Harga bayangan hanya enam puluh lima. Lepas atau masih terikat kulit.
Dohree menjualnya per potong, bukan per kilo. Laku menjual dengan cepat di pekan Sabtu, dua atau tiga potong oleh pembeli untuk digantung di ambang pintu atau disimpan di bawah bantal kekasih.
Dia selesai ketika senja datang mengukur luas kios reyot tempat dia menyebarkan barang dagangannya dan tidak menemukannya. Maka senja menyembunyikan rasa malunya di balik selimut malam.

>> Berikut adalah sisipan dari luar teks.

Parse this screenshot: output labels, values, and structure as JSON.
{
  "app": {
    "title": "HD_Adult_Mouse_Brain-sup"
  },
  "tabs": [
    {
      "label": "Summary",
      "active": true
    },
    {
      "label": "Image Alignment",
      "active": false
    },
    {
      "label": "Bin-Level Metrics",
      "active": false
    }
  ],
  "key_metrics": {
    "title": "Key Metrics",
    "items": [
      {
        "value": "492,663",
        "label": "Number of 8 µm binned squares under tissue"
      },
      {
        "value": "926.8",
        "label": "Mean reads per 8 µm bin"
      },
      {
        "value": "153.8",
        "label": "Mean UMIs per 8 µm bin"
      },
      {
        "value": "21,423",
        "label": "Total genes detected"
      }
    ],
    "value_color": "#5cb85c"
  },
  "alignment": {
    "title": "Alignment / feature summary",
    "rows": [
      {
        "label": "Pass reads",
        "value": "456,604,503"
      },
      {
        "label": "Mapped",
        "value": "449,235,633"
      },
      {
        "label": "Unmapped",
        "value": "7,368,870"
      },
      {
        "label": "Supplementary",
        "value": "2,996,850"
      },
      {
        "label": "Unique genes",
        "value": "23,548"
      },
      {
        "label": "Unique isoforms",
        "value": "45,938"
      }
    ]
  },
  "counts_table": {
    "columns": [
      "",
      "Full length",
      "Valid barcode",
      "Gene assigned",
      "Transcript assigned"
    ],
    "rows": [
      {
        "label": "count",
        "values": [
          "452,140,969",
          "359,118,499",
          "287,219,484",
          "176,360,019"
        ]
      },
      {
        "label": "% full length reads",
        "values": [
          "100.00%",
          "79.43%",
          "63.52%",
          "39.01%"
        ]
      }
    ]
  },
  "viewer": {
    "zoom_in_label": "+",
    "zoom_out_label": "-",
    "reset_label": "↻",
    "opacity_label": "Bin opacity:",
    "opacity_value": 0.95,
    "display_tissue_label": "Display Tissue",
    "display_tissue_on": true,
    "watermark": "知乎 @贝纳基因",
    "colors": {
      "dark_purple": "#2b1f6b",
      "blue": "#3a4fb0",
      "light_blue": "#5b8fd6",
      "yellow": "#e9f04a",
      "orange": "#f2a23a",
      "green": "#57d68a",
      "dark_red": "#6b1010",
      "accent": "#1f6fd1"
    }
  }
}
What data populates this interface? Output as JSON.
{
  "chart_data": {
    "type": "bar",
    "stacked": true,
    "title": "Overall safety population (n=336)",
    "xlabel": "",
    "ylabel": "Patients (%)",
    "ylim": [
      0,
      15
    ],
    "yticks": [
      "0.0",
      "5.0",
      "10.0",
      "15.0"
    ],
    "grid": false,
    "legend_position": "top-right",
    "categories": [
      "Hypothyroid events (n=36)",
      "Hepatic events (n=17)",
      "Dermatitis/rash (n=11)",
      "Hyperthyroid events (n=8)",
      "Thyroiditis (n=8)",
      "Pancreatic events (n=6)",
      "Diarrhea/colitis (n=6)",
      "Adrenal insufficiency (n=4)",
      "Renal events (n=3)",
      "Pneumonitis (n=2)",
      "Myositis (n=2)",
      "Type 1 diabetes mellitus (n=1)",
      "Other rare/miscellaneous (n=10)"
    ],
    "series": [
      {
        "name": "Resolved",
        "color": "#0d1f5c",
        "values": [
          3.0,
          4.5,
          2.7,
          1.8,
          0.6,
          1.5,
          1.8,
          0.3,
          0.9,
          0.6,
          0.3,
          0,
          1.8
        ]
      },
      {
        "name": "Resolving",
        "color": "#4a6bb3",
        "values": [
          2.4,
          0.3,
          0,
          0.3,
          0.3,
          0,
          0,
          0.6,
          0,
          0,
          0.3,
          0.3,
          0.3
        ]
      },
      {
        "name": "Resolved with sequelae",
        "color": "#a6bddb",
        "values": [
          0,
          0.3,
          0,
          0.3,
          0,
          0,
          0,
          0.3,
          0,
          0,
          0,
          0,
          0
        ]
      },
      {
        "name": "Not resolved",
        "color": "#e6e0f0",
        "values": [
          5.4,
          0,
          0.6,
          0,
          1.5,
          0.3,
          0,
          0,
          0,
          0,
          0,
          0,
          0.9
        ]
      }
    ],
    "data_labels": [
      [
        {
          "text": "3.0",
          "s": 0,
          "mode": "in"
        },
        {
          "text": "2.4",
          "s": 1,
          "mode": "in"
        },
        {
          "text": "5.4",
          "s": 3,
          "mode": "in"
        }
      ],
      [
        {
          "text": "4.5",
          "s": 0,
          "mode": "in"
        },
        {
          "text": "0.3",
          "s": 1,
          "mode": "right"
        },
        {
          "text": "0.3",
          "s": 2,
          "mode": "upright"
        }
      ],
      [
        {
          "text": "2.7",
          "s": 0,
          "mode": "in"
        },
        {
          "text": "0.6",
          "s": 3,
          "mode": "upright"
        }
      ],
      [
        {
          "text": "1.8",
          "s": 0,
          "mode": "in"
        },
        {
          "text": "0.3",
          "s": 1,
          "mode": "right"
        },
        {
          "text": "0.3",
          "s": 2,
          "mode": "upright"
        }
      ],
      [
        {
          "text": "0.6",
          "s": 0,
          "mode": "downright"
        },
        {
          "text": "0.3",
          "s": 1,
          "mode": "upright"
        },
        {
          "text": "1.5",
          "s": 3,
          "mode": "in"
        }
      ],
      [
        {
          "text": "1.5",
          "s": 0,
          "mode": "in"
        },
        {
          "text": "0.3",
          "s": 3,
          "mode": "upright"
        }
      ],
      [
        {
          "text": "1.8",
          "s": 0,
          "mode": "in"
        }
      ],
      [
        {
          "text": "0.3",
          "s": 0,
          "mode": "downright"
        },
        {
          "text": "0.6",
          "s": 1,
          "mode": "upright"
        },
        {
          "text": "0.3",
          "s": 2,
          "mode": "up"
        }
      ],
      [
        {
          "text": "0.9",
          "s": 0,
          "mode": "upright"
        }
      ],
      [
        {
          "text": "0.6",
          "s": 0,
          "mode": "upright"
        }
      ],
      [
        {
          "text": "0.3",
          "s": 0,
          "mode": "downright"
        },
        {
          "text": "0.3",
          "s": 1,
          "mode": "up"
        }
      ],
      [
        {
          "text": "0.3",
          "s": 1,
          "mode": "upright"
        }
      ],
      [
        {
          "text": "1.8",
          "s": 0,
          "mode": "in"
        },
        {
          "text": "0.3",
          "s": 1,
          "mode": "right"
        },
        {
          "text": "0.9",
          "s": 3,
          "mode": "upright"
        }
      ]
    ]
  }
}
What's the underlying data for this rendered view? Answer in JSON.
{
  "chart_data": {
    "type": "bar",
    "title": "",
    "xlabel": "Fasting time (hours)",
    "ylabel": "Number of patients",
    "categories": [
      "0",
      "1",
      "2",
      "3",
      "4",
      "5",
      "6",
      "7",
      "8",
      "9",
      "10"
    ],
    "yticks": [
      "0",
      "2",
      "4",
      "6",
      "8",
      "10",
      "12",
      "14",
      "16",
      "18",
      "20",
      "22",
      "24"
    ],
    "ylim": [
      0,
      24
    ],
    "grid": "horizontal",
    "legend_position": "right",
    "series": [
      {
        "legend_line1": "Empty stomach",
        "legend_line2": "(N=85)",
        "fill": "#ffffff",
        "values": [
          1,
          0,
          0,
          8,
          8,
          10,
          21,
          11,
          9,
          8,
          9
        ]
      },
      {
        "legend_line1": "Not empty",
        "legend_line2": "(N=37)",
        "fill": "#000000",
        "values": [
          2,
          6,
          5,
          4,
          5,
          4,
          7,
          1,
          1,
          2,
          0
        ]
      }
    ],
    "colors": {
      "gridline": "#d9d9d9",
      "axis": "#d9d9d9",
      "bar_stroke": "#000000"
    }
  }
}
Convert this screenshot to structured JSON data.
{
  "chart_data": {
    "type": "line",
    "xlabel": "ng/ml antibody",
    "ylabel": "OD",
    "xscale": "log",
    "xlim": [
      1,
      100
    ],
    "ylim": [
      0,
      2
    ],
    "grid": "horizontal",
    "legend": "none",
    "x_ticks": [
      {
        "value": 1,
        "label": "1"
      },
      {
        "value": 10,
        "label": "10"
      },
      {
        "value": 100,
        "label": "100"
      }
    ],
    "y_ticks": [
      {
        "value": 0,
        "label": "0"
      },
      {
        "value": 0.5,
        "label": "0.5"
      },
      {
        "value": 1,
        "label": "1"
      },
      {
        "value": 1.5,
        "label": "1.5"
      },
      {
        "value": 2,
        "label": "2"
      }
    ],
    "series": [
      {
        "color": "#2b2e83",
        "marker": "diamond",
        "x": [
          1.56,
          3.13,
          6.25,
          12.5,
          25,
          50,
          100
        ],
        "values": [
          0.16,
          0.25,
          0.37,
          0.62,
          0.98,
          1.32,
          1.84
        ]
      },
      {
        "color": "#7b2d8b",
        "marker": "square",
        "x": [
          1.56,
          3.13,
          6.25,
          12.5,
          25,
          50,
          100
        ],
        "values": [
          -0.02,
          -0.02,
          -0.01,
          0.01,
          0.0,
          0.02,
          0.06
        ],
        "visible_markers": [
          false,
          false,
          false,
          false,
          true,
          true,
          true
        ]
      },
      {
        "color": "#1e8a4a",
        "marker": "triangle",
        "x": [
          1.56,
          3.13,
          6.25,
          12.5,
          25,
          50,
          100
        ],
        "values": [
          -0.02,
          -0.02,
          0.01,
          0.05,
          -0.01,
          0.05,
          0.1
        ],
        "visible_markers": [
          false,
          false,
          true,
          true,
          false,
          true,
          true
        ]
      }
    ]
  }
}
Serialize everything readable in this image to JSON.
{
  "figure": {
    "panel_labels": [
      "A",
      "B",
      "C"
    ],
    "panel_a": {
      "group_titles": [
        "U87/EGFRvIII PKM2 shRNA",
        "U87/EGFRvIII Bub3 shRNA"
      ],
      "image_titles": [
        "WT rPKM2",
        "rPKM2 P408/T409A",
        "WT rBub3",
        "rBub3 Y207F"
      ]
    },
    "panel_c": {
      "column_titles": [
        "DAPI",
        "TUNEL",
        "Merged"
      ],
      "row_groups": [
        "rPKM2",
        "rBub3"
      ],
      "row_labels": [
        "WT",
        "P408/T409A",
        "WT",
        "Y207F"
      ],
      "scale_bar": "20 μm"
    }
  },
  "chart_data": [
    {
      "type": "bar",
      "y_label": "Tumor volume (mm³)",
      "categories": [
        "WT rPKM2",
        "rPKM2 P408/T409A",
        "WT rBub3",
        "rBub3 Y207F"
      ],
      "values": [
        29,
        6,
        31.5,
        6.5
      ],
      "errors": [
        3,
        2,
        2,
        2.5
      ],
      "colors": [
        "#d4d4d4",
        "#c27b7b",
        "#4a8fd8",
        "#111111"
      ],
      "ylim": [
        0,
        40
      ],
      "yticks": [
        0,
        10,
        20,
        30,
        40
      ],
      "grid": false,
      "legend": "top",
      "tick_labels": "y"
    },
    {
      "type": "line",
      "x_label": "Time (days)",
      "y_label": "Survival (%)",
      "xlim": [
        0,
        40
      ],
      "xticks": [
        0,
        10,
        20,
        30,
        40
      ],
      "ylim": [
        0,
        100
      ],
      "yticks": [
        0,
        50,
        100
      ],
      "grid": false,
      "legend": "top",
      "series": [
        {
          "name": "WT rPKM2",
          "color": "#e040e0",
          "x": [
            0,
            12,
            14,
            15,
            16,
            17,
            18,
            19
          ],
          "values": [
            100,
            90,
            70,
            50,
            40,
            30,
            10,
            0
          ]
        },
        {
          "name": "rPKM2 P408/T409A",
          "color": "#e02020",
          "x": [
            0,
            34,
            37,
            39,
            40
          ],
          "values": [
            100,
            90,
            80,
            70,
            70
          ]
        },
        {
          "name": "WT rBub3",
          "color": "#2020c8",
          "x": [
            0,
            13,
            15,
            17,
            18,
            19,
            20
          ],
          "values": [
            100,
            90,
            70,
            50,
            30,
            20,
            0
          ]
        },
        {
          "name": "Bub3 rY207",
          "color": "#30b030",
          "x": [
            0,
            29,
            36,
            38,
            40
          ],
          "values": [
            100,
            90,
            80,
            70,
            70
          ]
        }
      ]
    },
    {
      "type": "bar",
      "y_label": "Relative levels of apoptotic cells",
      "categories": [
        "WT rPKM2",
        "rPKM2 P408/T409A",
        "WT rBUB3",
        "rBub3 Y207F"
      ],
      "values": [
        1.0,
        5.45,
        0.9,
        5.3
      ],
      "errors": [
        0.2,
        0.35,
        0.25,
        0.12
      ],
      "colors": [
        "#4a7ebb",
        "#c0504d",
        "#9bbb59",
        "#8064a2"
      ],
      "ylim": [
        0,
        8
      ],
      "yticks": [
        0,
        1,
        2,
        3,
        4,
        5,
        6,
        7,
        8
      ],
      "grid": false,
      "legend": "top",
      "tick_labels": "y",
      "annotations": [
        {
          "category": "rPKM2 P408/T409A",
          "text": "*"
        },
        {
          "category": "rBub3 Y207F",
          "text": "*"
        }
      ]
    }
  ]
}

Dohree berjalan bolak-balik dan bolak-balik, seperti angin sepoi-sepoi yang menggoyang ayunan bertali. Dia memastikan bayang-bayang tidak mengikuti ke rumahnya, karena dia tidak ingin membawa mereka ke anak-anaknya yang masih balita.
Di rumah, anak-anak lapar tergeletak di lantai, tidur. Dia memeluk dan mencium kening mereka, berbaring di samping mereka, memaksa dirinya untuk tidur.
Dia harus bangun pagi untuk memotong dan mengukir bayangan baru untuk dijual.
Jika saja dia lebih trampil, masing-masing bayangan akan seukuran, tiga dimensi, cukup baik untuk ditempatkan di dipan atau kursi cadangan di dekat jendela. Sama baiknya dengan hidup, ramah dan peduli. Namun untuk saat ini, mereka hanya meluncur dan menetes, menari dengan meriah, membelai yang kesepian.
Kolektor datang mengetuk saat fajar menyingsing. Bayangan pesanannya masih belum selesai.
"Berapa?"
"Enam untuk satu harga," Dohree menjawab, hampir tidak terdengar, karena dia takut akan amarahnya.
Itu adalah bayaran untuk mempertahankan keberadaannya di planet ini, karena Kolektor bisa membuat anak-anaknya menjadi yatim piatu.
"Aku terima."
Kolektor menyelipkan keping-keping koin dari bawah ambang pintu dan berkesiur pergi sebagai desir angin dadakan untuk menagih jiwa orang lain.